Он сразу понял, что имеет в виду Некрасов, и ответил твердо и спокойно:
— Нет, Николай Алексеевич, не поверил бы. Таким сплетням могут верить только люди, не заслуживающие вашего внимания. И поэтому бросьте вы думать об этом.
— Люди, не заслуживающие моего внимания? — зло усмехаясь, сказал Некрасов. — А Герцена можно разве отнести к таким людям? Помните, я вам говорил летом, что ездил в Лондон? Так он меня именно по этой причине отказался принять. Не принял, потому что был уверен в том, что я — вор. И я совершенно напрасно проделал тогда этот утомительный вояж.
Он взял папироску, зажег ее и сел, подобрав под себя ноги.
— Я ехал к нему, воображая, что сумею разубедить его в этом. Специально поехал, узнав, что он обо мне так думает, оправдываться поехал, спокойный и уверенный, что десятиминутного разговора достаточно будет для этого. Был в Лондоне, стоял около калитки дома, в котором живет Герцен, но так и уехал, не увидав его самого.
Он вспомнил туманный лондонский вечер, набережную Темзы, на которой бродил он несколько часов, шатаясь, как пьяный, и привлекая к себе внимание прохожих. Это был, пожалуй, самый страшный вечер в его жизни. Не дай бог никому пережить такую тоску и злобу, какую пережил он тогда.
Он встал с дивана и быстро прошелся по комнате. Папироса его погасла и, не найдя в темноте спичек, он достал из печки уголь, и, обжигая пальцы, прикурил от него.
— Знаете, Николай Гаврилович, — сказал он, — как началось все это дело? Десять лет назад Марья Львовна Огарева убежала от своего мужа, пожила некоторое время в Петербурге, потом получила паспорт и уехала за границу. Она сама и ее дела с Огаревым очень мало интересовали меня в то время. У меня и без Огаревой находилось забот более чем достаточно, и я, вероятно, никогда не вспомнил бы о ней. Но я, действительно, оказался втянутым в ее расчеты с Огаревым, втянутым невольно, потому что она была подругой Авдотьи Яковлевны, Авдотья же Яковлевна взяла на себя роль посредника между Огаревым и его бывшей женой.
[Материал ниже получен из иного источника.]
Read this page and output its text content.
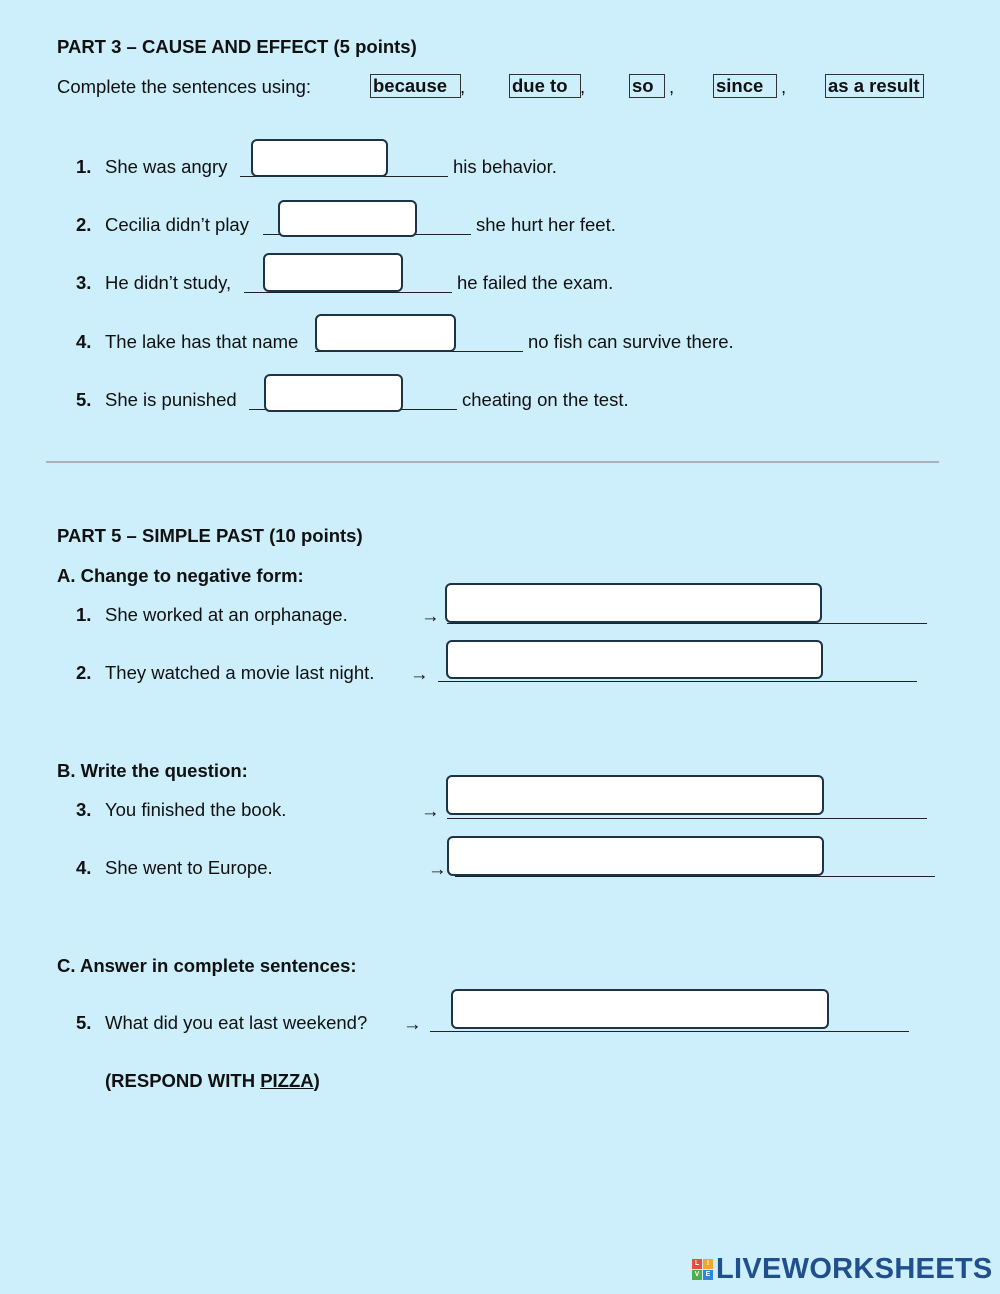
PART 3 – CAUSE AND EFFECT (5 points)
Complete the sentences using:	because ,	due to ,	so , since , as a result
1. She was angry	his behavior.
2. Cecilia didn’t play	she hurt her feet.
3. He didn’t study,	he failed the exam.
4. The lake has that name	no fish can survive there.
5. She is punished	cheating on the test.
PART 5 – SIMPLE PAST (10 points)
A. Change to negative form:
1. She worked at an orphanage.	→
2. They watched a movie last night. →
B. Write the question:
3. You finished the book.	→
4. She went to Europe.	→
C. Answer in complete sentences:
5. What did you eat last weekend? →
(RESPOND WITH PIZZA)
L	I
V E LIVEWORKSHEETS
Она взялась получать с Огарева деньги, которые тот обещал выплачивать Марье Львовне и пересылать их ей за границу. Напрасно она взялась за это дело, и, пожалуй, единственной настоящей моей ошибкой было то, что не отговорил я ее от роли посредника!
Огарев был неаккуратен в уплате обещанных денег, и Авдотья Яковлевна обратилась к услугам третьего лица — Шанишева. Она сделала его своим поверенным, а за честность его я не поручусь. Он затеял тяжбу с Огаревым, получил его именье, взялся его продавать и… оказался его владельцем. Все ли деньги за это именье передал он Авдотье Яковлевне? Все ли, что попадало в ее руки, переслала она Марье Львовне? Очень возможно, что и не все. Она не вела счет этим деньгам, и, как женщина, склонная к широкой жизни, очень скоро оказалась запутанной в неоплатный долг. Но долг не волновал ее — они были подругами с Огаревой, и она тратила ее деньги, веря, что сможет их вернуть. Она надеялась, что Марья Львовна вернется в Россию, и они тогда вместе разберутся во всех этих делах.